A LIÇÃO DO CACHORRO
Esses dias assisti um vídeo curto de um cachorrinho que sofreu um acidente , um atropelamento , e teve que amputar suas duas perninhas dianteiras. Passou por um longo tratamento onde esteve à beira da morte algumas vezes , mas ao final , depois de muito perrengue conseguiu se recuperar. Como sequela continuou sendo o amigo de patas , mas somente de duas patas e teve que se adaptar com apenas as patas traseiras , o que dificultou muito a sua mobilidade. O mais surpreendente de tudo isso não foi o fato dele aprender a se locomover apenas com as patas que lhe restaram , o que mais surpreendeu foi que em nenhum momento ele se sentiu diminuído pela nova realidade em que se achava.
No momento seguinte em que pôde se movimentar sem dor e sofrimento , parece que começou uma nova vida , como se deste momento em diante no seu pequeno cérebro de cachorro ele nunca tivesse tido , algum dia, patas dianteiras.
Aprendeu a andar , mas agora não era mais um quadrúpede , não precisava mais de quatro patas , corria , saltava e brincava em apenas duas patas. Não sentia falta daquilo que nunca teve (tenho certeza que ele não lembrava mais que um dia teve quatro patas).
Na sua visão de cachorro ele se achava normal.Jamais questionou sua deficiência. Não se comparou aos demais cachorros. E mais incrível ainda, nenhum cachorro notou a deficiência do nosso amigo de (duas) patas.
Ao ser humano falta esta capacidade de esquecimento de seus infortúnios . Quando algo de ruim acontece levamos para o resto de nossas vidas as sequelas desta falta não somente físicas , mas emocionais de nossos problemas o que abala totalmente nosso lado psicológico nos deixando como que mutilados não só em corpo , mas também no nosso espírito.
Lembrou-me da história dos dois monges que estavam para atravessar um rio quando se deparam com uma mulher ao lado deles pedindo para que a ajudassem atravessar também. O monge mais velho colocou a desconhecida nas costas e a levou até a outra margem.
Continuando pelo caminho o monge mais novo criticou o colega porque os dois haviam feito votos de nunca tocar uma mulher no que o monge mais velho respondeu:
Eu carreguei aquela mulher já faz horas , porque você continua a carregá-la?

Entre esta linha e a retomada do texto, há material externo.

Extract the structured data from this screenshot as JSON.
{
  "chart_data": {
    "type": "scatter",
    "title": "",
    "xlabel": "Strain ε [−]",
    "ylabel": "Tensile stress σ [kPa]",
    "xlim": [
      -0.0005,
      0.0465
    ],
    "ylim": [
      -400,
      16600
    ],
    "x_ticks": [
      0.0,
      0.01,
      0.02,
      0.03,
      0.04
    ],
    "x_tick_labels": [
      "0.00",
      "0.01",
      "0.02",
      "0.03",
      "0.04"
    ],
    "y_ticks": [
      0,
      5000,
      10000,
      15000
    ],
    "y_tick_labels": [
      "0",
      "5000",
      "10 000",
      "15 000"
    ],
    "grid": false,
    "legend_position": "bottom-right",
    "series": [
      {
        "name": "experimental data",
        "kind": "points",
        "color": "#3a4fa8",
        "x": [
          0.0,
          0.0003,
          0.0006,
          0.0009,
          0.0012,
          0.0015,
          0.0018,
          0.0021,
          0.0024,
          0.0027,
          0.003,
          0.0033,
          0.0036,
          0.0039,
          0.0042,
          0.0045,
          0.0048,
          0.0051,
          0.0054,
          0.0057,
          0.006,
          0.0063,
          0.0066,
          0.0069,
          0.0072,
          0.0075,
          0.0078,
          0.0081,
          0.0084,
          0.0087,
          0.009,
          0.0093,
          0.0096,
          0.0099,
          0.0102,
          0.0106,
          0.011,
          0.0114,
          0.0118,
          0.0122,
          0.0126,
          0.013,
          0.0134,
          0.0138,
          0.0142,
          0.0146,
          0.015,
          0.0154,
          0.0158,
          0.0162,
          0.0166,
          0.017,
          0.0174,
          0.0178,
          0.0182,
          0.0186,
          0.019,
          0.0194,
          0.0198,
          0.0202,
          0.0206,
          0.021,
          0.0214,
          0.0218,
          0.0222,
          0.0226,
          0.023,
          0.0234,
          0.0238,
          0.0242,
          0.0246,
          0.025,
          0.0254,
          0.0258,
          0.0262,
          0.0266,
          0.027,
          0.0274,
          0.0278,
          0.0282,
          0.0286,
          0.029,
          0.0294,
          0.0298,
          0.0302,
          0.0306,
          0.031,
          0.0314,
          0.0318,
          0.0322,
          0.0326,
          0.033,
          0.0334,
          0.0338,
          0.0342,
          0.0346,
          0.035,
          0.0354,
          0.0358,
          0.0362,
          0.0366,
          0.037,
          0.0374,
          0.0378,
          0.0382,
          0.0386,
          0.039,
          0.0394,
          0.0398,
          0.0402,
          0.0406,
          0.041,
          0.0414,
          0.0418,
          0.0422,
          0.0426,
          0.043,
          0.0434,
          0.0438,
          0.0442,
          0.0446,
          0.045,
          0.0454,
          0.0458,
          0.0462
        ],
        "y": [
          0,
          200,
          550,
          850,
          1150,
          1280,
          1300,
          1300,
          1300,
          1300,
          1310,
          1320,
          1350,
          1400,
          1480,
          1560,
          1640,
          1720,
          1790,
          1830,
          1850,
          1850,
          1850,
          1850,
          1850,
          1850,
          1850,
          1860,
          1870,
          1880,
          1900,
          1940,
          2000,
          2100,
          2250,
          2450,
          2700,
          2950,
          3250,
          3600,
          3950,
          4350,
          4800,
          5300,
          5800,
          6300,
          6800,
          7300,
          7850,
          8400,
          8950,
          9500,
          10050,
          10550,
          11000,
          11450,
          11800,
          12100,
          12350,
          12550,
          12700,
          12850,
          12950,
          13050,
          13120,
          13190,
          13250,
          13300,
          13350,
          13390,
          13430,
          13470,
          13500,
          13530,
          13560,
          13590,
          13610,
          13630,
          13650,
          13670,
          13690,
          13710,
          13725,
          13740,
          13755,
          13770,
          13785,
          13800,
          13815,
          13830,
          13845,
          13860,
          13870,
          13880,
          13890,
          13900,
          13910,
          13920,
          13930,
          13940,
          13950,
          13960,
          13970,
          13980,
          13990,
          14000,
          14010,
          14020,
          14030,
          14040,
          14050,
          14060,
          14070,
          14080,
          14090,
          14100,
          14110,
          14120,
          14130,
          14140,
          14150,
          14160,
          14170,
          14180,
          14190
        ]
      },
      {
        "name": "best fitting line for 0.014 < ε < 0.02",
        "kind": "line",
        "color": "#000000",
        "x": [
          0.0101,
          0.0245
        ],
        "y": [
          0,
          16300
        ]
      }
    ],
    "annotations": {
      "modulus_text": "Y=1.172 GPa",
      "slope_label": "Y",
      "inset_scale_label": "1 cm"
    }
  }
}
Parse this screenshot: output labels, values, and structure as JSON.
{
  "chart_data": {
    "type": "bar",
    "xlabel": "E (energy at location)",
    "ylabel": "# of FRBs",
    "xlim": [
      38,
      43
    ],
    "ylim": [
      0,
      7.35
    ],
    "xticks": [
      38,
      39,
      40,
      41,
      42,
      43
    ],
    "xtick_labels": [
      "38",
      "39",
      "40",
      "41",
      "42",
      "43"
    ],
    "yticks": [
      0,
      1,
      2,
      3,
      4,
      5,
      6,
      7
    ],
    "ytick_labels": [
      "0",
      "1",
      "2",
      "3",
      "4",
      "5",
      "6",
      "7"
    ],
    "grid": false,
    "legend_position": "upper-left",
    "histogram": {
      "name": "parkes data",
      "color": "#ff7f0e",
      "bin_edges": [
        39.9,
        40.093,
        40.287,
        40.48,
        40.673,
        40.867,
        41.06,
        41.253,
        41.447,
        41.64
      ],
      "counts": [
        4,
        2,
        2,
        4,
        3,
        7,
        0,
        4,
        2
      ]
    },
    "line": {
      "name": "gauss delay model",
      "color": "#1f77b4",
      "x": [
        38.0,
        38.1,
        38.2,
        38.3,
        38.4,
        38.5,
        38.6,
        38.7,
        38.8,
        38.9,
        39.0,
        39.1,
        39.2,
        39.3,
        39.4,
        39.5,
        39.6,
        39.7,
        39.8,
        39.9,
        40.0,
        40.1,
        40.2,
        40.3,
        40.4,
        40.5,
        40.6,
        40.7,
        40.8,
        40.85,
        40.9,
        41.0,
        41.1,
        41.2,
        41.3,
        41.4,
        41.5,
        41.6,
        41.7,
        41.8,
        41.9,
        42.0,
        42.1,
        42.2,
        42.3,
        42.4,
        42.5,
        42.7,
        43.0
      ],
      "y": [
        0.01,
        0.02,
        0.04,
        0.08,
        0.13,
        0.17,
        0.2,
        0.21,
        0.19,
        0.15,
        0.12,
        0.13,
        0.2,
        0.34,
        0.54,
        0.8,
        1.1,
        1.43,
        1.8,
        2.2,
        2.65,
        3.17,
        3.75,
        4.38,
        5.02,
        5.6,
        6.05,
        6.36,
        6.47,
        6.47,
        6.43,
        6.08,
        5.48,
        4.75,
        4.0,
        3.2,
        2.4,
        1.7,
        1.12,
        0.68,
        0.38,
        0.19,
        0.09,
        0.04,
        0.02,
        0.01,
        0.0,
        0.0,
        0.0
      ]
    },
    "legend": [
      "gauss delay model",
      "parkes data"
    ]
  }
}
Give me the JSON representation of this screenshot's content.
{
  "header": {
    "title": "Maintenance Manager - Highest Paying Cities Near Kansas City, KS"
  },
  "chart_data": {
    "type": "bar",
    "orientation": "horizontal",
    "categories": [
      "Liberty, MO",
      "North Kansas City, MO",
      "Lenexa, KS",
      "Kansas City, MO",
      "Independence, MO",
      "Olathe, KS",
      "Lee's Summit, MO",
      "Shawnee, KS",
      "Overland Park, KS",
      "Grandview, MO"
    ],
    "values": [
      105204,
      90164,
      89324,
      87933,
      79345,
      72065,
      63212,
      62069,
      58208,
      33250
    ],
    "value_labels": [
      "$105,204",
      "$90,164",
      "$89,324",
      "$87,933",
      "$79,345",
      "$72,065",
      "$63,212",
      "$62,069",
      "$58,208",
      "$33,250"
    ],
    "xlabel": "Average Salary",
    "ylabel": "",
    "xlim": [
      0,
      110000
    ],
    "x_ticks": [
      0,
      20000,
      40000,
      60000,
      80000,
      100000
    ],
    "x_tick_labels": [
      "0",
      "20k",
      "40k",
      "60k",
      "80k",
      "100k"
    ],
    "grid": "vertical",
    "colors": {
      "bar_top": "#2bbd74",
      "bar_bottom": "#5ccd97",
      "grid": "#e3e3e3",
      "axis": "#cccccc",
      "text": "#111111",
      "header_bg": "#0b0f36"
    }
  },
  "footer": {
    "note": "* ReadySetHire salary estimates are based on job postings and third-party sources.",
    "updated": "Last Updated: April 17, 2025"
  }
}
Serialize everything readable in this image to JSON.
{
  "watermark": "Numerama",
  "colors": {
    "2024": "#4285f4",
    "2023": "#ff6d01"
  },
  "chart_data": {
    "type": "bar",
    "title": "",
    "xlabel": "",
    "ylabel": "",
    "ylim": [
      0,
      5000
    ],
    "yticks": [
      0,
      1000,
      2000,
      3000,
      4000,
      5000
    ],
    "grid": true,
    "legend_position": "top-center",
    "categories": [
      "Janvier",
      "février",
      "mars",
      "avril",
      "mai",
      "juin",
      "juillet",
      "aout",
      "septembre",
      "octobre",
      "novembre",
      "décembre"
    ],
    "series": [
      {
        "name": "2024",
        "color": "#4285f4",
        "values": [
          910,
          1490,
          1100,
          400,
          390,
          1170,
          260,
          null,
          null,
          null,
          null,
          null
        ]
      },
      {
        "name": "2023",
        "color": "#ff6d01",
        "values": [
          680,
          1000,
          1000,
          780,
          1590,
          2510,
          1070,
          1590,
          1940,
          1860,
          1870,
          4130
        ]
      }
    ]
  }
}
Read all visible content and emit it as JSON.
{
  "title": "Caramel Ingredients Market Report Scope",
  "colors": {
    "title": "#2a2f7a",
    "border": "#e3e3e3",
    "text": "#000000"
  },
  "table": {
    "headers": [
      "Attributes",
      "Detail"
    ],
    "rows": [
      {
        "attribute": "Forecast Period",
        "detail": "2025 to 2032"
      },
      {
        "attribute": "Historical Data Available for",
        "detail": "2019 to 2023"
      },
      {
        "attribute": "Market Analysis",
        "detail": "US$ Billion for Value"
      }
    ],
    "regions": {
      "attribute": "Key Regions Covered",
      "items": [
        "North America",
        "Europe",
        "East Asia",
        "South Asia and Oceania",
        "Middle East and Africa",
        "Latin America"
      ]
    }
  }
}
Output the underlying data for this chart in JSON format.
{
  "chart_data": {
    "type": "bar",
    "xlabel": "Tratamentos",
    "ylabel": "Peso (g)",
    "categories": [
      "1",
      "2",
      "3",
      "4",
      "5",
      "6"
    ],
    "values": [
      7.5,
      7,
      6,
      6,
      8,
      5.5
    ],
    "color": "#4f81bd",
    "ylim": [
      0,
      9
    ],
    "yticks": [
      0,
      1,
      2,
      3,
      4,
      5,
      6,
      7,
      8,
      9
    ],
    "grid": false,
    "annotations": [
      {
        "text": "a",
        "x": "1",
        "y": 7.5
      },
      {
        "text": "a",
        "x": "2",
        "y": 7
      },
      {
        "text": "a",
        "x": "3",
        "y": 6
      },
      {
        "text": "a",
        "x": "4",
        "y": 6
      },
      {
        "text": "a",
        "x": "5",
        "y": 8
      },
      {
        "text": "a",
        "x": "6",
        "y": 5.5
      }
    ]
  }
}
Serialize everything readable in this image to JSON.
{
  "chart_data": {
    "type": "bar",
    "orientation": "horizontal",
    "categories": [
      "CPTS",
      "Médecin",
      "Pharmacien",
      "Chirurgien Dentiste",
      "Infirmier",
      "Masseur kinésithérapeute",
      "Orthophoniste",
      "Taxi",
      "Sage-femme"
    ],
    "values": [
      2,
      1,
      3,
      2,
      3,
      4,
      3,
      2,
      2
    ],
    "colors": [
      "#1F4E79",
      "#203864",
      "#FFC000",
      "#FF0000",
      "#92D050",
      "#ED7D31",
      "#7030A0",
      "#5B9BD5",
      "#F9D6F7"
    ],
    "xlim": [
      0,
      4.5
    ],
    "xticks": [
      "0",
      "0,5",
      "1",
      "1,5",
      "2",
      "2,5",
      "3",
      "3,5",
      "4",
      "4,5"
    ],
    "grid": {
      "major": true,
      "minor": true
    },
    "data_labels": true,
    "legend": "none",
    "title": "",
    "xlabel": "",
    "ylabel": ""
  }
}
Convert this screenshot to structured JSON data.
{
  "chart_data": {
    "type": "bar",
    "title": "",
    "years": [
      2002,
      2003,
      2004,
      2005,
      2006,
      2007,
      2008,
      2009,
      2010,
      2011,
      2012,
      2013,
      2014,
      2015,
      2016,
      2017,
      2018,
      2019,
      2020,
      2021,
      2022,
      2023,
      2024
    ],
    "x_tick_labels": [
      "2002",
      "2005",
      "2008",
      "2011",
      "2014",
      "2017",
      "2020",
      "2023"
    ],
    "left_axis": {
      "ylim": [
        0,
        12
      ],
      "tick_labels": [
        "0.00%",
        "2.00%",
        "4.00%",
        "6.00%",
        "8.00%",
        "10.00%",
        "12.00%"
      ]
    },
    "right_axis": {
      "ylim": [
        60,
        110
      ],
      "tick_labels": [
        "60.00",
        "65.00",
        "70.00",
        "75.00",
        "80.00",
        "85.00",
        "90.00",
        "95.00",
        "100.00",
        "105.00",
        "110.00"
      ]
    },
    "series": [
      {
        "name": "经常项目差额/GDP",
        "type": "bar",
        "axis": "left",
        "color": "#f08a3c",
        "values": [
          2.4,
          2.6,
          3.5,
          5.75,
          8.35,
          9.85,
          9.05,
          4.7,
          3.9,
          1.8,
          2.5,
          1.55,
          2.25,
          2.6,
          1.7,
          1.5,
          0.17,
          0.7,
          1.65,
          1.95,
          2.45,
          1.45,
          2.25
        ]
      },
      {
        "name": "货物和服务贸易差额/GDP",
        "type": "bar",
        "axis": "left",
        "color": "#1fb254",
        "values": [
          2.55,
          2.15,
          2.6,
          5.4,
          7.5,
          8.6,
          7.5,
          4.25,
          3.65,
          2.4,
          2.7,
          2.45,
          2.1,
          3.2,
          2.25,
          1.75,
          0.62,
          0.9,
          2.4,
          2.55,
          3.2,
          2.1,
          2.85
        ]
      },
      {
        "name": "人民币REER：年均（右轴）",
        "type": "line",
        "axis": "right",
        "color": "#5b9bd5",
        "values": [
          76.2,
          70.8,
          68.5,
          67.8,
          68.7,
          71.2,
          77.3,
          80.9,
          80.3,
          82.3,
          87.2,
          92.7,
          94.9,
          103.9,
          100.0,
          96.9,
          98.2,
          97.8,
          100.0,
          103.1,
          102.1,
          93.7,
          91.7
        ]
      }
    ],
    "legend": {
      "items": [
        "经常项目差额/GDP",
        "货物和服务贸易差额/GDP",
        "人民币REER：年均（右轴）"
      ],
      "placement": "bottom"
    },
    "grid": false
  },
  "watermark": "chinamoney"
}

O filósofo Jean Paul Sartre dizia que o mais importante não é o que acontece conosco , mas o que nós fazemos com aquilo que nos acontece.
Isto é , as coisas que fazem com a gente ou o que acontece conosco não são relevantes, o que é relevante e como reagimos.
O cãozinho virou a página e deu a volta por cima , mesmo com duas patas, e continua a viver normalmente, coisa que dificilmente acontece com o ser humano.
Nos apegamos tanto às coisas que acontecem que acabamos carregando-as pelo resto de nossas vidas , assim como monge da história.
Devemos ser como o cachorrinho. . . Pernas? Que pernas?